Можно ли, обозрев эти факты, утверждать, что Бунина в начале 1900-х гг. свело с символистами чистое недоразумение, закончившееся закономерным литературным самоопределением? Внешним образом все выглядит именно так. Однако в действительности все обстоит гораздо сложнее.

Время от времени Бунин все же публикуется в символистских, хотя и не “скорпионовских”, журналах и альманахах (“Золотое руно”, “Перевал”, “Факелы” и др.). Его сборники вполне сочувственно рецензируются в символистской периодике. Даже Брюсов позднее, в 1906 г., сравнивая Бунина и Бальмонта, признает преимущество первого: “Поэзия Бунина холодна, почти бесстрастна, но не лучше ли строгий холод, чем притворная страстность?”.

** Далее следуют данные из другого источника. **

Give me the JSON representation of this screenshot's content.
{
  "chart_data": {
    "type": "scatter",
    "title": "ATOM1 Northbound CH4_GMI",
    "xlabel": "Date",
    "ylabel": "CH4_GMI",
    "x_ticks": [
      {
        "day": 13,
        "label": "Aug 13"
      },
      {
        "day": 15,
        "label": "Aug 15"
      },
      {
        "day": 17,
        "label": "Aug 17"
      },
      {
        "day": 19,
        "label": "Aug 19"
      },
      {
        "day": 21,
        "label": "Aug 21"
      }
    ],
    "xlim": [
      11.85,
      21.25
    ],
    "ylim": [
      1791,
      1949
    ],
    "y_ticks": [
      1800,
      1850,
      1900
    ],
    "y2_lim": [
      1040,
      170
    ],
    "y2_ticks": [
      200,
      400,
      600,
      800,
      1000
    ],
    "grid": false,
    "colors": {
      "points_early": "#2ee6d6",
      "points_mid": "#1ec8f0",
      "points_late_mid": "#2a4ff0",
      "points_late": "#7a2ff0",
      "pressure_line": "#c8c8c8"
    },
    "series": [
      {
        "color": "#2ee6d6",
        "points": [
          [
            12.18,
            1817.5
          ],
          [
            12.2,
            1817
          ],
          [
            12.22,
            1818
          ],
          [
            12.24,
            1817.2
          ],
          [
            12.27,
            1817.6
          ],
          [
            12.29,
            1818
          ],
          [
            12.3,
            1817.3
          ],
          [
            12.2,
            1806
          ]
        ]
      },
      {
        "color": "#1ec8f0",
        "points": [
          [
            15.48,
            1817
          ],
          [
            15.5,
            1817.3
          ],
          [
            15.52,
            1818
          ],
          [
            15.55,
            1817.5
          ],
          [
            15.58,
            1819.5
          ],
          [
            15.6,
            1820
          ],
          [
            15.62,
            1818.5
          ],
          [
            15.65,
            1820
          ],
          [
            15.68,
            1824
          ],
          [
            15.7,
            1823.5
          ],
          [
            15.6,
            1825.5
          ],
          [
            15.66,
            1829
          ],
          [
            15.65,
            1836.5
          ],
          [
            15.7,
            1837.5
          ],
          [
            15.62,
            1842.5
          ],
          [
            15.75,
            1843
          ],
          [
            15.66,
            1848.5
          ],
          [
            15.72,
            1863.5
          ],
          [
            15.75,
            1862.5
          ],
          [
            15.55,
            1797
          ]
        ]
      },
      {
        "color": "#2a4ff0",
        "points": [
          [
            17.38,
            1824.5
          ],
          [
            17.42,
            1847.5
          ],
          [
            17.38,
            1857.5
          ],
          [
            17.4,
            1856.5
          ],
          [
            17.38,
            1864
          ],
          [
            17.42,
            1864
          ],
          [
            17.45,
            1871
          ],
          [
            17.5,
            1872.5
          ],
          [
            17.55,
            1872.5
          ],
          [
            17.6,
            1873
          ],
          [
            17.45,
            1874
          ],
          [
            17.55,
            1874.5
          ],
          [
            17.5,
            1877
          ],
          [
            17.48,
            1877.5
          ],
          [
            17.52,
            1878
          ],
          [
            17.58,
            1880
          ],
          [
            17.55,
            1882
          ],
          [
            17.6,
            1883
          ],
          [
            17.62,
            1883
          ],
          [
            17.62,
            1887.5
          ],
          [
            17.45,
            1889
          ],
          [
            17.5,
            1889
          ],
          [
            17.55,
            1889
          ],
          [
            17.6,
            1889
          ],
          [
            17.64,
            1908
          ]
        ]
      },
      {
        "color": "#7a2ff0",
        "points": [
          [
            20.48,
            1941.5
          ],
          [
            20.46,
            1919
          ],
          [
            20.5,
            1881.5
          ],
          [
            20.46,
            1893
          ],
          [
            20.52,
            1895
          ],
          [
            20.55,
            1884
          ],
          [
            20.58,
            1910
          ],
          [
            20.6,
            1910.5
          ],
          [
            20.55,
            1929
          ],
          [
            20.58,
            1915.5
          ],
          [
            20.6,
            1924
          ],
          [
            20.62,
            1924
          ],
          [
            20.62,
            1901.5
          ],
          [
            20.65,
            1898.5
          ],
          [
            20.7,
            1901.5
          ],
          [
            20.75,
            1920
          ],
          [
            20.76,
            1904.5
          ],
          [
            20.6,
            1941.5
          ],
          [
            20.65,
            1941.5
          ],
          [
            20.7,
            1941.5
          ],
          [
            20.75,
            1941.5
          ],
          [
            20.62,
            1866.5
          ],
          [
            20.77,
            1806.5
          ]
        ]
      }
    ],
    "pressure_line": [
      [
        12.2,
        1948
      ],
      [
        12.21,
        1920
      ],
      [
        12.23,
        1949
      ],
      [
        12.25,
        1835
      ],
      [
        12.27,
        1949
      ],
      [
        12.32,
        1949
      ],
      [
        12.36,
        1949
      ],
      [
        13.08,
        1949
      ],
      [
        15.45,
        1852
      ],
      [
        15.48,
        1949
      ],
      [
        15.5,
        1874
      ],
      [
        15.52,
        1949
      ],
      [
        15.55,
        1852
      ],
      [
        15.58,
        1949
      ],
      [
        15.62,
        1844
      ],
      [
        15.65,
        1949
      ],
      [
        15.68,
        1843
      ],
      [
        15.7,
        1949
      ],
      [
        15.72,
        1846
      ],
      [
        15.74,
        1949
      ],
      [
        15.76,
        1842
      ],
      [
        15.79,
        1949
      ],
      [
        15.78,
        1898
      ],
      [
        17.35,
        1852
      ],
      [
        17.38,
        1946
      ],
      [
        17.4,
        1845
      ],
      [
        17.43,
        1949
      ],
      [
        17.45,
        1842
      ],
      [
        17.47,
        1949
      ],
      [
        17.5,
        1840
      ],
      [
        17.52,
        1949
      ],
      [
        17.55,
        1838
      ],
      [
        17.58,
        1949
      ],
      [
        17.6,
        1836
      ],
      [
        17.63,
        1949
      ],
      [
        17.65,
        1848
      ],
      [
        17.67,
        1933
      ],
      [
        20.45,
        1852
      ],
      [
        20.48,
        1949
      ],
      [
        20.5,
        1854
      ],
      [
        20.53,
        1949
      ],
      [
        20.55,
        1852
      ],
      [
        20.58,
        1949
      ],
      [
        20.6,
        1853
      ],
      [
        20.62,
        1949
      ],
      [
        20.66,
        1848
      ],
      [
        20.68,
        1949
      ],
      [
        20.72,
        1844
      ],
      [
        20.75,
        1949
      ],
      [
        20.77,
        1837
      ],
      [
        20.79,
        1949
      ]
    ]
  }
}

Дело, однако, не только во внешних литературных контактах и критических оценках. Бунинские резко негативные оценки символистов можно сопоставить лишь с его неизменно яростными инвективами против Достоевского, о которых постоянно свидетельствуют мемуаристы. Думается, что в обоих случаях, как это уже было замечено Ю.М. Лотманом, сказывалось ощущение скрытого литературного соперничества.

Поэзия Бунина. В небольшой проницательной статье “О поэзии Бунина” В.Ф. Ходасевич утверждает, что “после ювенилий 1896-1900 гг.” бунинская поэтика “представляется последовательной и упорной борьбой с символизмом”. Своеобразие этой борьбы заключается в освоении символистского тематического “репертуара” принципиально противоположными символизму стилистическими средствами.

В лирике Бунина 1900-х гг. заметно пристрастие к исторической экзотике, “путешествиям” по древним культурам, мифологическим экскурсам, — иными словами, к тематике, традиционной для “парнасской” линии русского символизма (случайно ли раздражение Бунина по поводу определения его метода как “парнасского”?) — “Надпись на могильной плите”, “Из Апокалипсиса”, “Эпитафия”, “После битвы”, “В сумраке утра проносится призрак Одина...”, “Ночь Аль-Кадра”, “Мира”, “Надпись на чаше”, “Бальдер”, “Самсон”, “Потоп”, “Тэмджид” и др. В этих и подобных им стихотворениях Бунин наименее всего отличим от символистской “парнасской” поэзии: тот же торжественный описательный стиль, та же уравновешенная отчетливость формы (вплоть до частого использования сонета), те же размышления о связи ушедшей и современной культуры через любовь и красоту:

                                           Я, тишину познавший гробовую

                          Я, восприявший скорби темноты,

                          Из недр земных земле благовествую

                            Глаголы Незакатной Красоты!

                                                         (“Надпись на могильной плите”)

Некоторое своеобразие бунинских описаний древних исторических событий проявляется разве только в том, что высокий стиль соседствует у него с подробно увиденными простыми природными или бытовыми деталями:

                                          Воткнув копье, он сбросил шлем и лег.

                                          Курган был жесткий, выбитый. Кольчуга

                                          Колола грудь, а спину полдень жег...

                                          Осенней сушью жарко дуло с юга.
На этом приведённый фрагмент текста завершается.